Disney abordó el cine sonoro con un objetivo similar al del resto de la cinematografía hollywoodense del momento: una versión muy peculiar de cine musical donde las notas son protagonistas y los dibujos se pliegan a sus compases , se trata de la popular serie de Silly Symphonies (desde 1929), que incluye el primer film rodado en el sistema Technicolor de tres colores, Flowers and Trees (1932), así como el magistral mediometraje Los tres cerditos (1933). La culminación de este tendencia fue Fantasía (1940), una interesante incursión en el campo de la música clásica. De ese período es también el primer largometraje de Disney, y de la animación en general: la obra maestra indiscutible Blanca Nieves y los 7 enanitos (1938). A partir de ese momento los éxitos, tanto de crítica como de público, de este creador del 7o Arte han ido sucediéndose ininterrumpidamente.

             Sobre Disney, también conocido como ‘mago de Burbank’, se ha dicho de todo. Su peculiar estilo de abordar el cine de animación ha sido objeto de las más severas críticas. Fantasía, por ejemplo, donde, aparte de otras características, se conseguía crear un efecto estereofónico muy apreciable quince años antes de que éste fuera utilizado normalmente, se ganó, sin embargo el resentimiento de los defensores a ultranza de la ‘sacralidad’ de la música clásica.
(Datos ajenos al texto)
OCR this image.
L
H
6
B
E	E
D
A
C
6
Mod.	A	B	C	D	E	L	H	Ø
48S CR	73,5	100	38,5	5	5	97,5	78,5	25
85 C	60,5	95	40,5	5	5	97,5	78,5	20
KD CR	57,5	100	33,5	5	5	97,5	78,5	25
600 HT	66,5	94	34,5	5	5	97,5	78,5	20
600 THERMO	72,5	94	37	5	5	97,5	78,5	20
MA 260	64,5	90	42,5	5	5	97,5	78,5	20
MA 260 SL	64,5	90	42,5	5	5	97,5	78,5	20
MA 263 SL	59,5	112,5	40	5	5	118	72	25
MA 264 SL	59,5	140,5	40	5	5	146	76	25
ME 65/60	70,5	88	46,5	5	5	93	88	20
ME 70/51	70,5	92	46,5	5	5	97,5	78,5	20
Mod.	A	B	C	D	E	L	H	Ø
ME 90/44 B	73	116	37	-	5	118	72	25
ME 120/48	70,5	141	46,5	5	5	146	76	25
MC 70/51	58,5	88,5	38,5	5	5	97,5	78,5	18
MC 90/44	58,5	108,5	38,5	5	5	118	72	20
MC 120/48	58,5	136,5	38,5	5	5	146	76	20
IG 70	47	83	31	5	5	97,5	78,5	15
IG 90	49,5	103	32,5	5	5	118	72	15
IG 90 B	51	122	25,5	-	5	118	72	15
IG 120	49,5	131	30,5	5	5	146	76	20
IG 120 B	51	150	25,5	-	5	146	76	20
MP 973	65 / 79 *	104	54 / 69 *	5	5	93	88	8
Pero Disney no pretendía en esta película contaminar con sus figuraciones y simbología los discursos musicales de artistas ilustres ; sólo quería realizar una incursión interpretativa dibujada en la pura fantasía, una ingeniosa interpretación gráfica de algunas célebres partituras, no exenta de cierta malicia. El estilo Disney, por otra parte, se ha convertido con el paso de los años en el paradigma del dibujo animado contra el que al cabo del tiempo siempre deben enfrentarse todos los presuntos innovadores del género. De éstos constituyen una nuestra los miembros de la UPA (United Productions of America), un grupo de discípulos de Disney que abandonaron su productora por problemas sindicales, como Walter Lang, creador del Pájaro Loco, por ejemplo. Sin embargo, ya el propio diseñador de este ‘estilo’ se lo cuestionó en diversas ocasiones, como lo demuestran la propia Fantasía, The Reluctant Dragon (1941) o Los 3 caballeros (1945), primer intento de combinar personajes de carne y hueso con dibujos animados.

                    El secreto de la superioridad técnica de las películas de la Disney Productions radica posiblemente en algo que los demás realizadores de filmes animados apenas han tenido en cuenta: el diseño cuasi-humano de los personajes y la narración cinamatográfica en sí. Estos films están planificados como si de una película tradicional se tratara , en ellos asistimos a encuadres y movimientos de cámara tomados de otros géneros cinematográficos: trávellings, grúas, planos-secuencia ... En La Bella y la bestia, por ejemplo, presenciamos una secuencia de persecución por el bosque que recuerda el más añejo estilo de las cintas de terror de la Hammer, y la protagonista, por los encuadres, nos evoca en ocasiones a Escarlata O’Hara. Si a esto le añadimos una depurada técnica narrativa de ‘salvación en el último minuto’, como en casi todas las películas clásicas desde Griffith, comprenderemos, al menos en parte, en qué estriba este toque Disney que ha cautivado a los espectadores de todo el mundo desde hace casi 70 años.